Annotate heatmap with value from Pandas dataframe

Annotate heatmap with value from Pandas dataframe - python

I would like to annotate a heatmap with the values that I pass from a dataframe into the function below. I have looked at matplotlib.text but have not been able to get the values from my dataframe in a desired way in my heatmap. I have pasted in my function for generating a heatmap below, after that my dataframe and the output from the heatmap call.
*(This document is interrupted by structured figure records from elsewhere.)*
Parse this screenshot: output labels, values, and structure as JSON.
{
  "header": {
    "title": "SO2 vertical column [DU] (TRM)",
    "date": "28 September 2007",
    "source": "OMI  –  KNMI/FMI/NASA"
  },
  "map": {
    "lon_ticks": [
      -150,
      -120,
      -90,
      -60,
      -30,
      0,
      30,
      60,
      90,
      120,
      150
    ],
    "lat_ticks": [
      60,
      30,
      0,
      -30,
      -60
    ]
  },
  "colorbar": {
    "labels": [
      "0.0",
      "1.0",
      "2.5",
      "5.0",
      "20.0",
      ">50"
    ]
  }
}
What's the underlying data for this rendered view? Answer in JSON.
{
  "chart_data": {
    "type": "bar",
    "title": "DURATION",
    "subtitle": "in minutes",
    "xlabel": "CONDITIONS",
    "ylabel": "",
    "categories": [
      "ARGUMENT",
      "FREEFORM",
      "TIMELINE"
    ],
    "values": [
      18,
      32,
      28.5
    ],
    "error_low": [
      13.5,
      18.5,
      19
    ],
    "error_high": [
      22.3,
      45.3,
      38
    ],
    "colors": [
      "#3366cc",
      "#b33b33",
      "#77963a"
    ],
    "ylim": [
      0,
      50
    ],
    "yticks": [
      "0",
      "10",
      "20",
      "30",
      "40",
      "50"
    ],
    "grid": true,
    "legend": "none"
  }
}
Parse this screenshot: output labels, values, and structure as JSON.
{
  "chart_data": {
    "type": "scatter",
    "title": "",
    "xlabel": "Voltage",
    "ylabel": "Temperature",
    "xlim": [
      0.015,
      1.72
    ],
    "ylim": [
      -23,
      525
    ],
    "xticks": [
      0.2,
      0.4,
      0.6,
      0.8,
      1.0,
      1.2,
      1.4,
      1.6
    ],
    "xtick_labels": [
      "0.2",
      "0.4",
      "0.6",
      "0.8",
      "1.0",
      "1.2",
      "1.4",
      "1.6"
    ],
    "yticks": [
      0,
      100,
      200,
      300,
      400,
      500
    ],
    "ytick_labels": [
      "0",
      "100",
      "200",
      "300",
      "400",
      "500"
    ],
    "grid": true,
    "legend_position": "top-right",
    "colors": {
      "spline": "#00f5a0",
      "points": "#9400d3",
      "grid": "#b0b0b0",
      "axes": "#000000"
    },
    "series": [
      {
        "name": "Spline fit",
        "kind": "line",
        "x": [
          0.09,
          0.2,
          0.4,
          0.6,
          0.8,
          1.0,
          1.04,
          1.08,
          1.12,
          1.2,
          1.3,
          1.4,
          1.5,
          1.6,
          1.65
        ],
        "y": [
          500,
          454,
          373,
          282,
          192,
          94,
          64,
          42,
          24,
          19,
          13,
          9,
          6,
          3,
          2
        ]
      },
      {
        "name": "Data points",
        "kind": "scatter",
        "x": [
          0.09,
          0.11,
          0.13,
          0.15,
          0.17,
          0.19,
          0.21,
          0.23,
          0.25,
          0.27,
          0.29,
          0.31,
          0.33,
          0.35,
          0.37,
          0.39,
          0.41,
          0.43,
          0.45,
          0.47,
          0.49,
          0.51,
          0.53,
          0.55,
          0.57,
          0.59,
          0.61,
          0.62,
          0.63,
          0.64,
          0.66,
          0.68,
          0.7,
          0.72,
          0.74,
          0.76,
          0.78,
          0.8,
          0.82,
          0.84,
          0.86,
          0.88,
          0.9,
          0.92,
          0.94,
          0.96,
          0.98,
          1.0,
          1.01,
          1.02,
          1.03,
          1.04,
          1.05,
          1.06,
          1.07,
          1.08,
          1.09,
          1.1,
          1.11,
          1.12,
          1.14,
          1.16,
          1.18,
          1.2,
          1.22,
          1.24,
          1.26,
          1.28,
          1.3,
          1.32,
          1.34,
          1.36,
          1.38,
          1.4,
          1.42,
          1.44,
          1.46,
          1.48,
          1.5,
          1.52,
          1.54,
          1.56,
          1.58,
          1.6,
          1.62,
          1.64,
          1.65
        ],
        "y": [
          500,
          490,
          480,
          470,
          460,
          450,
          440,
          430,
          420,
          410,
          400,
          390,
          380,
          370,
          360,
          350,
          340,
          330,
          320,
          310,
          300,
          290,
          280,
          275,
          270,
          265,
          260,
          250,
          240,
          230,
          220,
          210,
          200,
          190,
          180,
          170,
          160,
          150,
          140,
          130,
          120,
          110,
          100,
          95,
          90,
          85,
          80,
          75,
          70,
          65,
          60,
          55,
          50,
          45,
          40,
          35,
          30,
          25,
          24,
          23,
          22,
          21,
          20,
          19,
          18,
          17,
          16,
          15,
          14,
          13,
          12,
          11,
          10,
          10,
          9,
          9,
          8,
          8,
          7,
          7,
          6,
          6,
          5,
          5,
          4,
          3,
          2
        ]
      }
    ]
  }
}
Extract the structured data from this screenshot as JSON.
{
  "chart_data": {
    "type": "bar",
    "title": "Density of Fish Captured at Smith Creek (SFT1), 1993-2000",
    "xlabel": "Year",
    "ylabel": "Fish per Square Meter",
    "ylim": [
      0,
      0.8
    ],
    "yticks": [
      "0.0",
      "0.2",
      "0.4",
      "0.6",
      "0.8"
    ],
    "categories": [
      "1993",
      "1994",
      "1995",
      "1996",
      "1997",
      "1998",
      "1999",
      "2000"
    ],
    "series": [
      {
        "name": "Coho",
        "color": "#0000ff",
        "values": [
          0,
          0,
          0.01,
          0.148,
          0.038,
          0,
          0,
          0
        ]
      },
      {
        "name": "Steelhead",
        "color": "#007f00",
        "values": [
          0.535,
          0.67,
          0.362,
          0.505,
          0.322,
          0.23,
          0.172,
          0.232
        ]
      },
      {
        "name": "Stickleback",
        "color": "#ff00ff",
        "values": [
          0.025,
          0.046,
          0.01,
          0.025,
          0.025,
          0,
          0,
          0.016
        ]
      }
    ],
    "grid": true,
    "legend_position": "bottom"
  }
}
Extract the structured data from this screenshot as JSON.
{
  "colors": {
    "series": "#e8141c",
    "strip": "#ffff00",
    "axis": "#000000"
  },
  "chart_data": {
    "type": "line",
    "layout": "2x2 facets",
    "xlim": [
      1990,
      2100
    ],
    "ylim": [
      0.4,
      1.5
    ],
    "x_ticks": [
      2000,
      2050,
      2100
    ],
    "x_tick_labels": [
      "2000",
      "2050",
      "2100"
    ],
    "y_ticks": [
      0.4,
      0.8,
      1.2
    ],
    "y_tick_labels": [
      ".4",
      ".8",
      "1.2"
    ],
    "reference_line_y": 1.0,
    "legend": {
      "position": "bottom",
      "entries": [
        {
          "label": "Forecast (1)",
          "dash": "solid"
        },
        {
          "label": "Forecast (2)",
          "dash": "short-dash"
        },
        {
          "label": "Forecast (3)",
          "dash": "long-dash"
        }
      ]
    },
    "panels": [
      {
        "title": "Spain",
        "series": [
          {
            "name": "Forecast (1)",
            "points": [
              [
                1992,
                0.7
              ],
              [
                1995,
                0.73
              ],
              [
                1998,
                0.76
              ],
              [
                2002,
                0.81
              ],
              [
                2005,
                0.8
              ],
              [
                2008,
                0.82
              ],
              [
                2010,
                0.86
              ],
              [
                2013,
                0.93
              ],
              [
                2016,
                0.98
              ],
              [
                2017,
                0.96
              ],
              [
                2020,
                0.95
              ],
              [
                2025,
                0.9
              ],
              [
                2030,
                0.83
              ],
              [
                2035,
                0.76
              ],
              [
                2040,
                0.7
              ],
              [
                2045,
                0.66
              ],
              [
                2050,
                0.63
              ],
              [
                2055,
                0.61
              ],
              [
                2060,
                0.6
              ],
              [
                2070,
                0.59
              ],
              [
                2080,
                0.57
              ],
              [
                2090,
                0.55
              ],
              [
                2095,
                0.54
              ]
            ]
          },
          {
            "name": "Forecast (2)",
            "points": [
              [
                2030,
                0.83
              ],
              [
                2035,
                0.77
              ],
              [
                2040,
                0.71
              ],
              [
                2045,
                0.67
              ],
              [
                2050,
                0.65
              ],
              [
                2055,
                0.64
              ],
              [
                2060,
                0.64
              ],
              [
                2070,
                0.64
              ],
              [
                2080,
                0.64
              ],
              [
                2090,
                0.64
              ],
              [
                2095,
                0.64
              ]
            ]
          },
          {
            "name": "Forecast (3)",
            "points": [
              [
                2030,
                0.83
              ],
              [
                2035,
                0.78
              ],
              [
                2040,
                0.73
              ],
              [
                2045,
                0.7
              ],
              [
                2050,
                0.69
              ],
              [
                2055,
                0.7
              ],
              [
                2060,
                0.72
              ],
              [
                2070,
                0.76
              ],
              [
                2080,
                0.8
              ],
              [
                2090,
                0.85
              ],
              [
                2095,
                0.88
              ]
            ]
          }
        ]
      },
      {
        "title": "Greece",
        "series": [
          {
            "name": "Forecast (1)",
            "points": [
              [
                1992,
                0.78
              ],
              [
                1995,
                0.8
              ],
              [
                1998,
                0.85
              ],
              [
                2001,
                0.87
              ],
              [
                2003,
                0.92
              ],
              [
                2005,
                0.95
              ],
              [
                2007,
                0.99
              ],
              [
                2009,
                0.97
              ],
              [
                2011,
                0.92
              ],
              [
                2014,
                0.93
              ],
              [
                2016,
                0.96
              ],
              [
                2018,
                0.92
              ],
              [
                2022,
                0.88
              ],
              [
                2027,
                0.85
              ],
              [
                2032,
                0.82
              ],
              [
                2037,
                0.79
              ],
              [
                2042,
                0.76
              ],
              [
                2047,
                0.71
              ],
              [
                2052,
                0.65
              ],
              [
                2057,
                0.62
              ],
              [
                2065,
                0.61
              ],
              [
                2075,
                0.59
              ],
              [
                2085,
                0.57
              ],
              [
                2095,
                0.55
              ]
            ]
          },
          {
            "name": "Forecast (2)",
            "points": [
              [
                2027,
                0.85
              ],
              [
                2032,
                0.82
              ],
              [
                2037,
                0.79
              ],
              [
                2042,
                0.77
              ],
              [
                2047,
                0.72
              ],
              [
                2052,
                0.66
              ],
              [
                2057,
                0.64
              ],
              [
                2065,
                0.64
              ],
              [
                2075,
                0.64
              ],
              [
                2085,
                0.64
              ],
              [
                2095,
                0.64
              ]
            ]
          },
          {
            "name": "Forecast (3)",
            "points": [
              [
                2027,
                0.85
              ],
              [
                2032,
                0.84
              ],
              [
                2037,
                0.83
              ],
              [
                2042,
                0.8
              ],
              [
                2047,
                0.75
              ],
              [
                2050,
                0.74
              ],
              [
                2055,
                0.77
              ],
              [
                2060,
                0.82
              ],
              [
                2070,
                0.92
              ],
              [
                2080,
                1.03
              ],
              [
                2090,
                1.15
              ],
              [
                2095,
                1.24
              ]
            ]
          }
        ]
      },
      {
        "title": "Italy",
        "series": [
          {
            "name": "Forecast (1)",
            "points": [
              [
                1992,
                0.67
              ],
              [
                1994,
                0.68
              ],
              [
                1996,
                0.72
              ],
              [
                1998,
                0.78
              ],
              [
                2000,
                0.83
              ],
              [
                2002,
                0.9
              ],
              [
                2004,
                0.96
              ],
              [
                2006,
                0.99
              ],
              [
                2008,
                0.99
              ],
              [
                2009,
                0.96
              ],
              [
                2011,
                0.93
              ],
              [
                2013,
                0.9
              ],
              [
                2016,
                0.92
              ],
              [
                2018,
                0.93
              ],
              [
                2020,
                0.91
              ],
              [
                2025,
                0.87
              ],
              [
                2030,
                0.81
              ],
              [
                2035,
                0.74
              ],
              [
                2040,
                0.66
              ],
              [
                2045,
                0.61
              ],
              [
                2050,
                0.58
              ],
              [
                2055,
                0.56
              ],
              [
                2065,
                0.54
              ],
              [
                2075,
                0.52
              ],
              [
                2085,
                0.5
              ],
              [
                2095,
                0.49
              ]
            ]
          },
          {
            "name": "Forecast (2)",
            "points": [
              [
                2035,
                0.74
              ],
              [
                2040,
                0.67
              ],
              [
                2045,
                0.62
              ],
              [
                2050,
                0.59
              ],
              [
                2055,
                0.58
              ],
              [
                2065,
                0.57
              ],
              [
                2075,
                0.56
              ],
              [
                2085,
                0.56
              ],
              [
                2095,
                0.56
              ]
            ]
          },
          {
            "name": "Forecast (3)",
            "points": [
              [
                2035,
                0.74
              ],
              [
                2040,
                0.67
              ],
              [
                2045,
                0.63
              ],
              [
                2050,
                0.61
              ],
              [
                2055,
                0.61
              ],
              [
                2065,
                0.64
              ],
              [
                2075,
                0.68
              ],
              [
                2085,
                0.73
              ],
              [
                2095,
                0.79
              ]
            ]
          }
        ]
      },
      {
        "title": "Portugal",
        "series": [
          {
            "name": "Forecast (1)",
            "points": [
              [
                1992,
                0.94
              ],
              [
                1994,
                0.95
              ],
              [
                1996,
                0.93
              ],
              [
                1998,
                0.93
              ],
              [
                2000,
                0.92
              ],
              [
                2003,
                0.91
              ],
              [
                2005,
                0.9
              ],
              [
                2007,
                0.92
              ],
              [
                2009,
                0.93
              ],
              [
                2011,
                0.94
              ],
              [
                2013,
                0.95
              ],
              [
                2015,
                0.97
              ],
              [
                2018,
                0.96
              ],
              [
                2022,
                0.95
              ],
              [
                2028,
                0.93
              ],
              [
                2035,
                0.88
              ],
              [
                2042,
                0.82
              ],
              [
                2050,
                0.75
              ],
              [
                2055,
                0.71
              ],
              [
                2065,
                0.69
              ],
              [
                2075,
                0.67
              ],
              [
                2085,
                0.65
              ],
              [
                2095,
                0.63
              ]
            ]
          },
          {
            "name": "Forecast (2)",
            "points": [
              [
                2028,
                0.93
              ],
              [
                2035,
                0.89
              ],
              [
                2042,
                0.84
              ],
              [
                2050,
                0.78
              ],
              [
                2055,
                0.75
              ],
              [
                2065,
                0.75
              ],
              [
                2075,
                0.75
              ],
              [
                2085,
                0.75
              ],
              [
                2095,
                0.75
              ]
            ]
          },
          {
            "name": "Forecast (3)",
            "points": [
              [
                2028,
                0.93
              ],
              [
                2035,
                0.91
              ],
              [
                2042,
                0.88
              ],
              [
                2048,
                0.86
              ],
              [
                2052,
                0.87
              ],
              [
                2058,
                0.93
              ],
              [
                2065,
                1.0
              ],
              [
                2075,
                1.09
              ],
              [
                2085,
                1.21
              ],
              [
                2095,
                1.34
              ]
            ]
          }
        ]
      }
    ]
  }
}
I would like to plot each value from my dataframe in the center of each cell in the heatmap.
Function for generating a heatmap:
import matplotlib as mpl
import matplotlib.pyplot as plt
import matplotlib.colors as mcolors
def heatmap_binary(df,
edgecolors='w',
#cmap=mpl.cm.RdYlGn,
log=False):
width = len(df.columns)/7*10
height = len(df.index)/7*10
fig, ax = plt.subplots(figsize=(20,10))#(figsize=(width,height))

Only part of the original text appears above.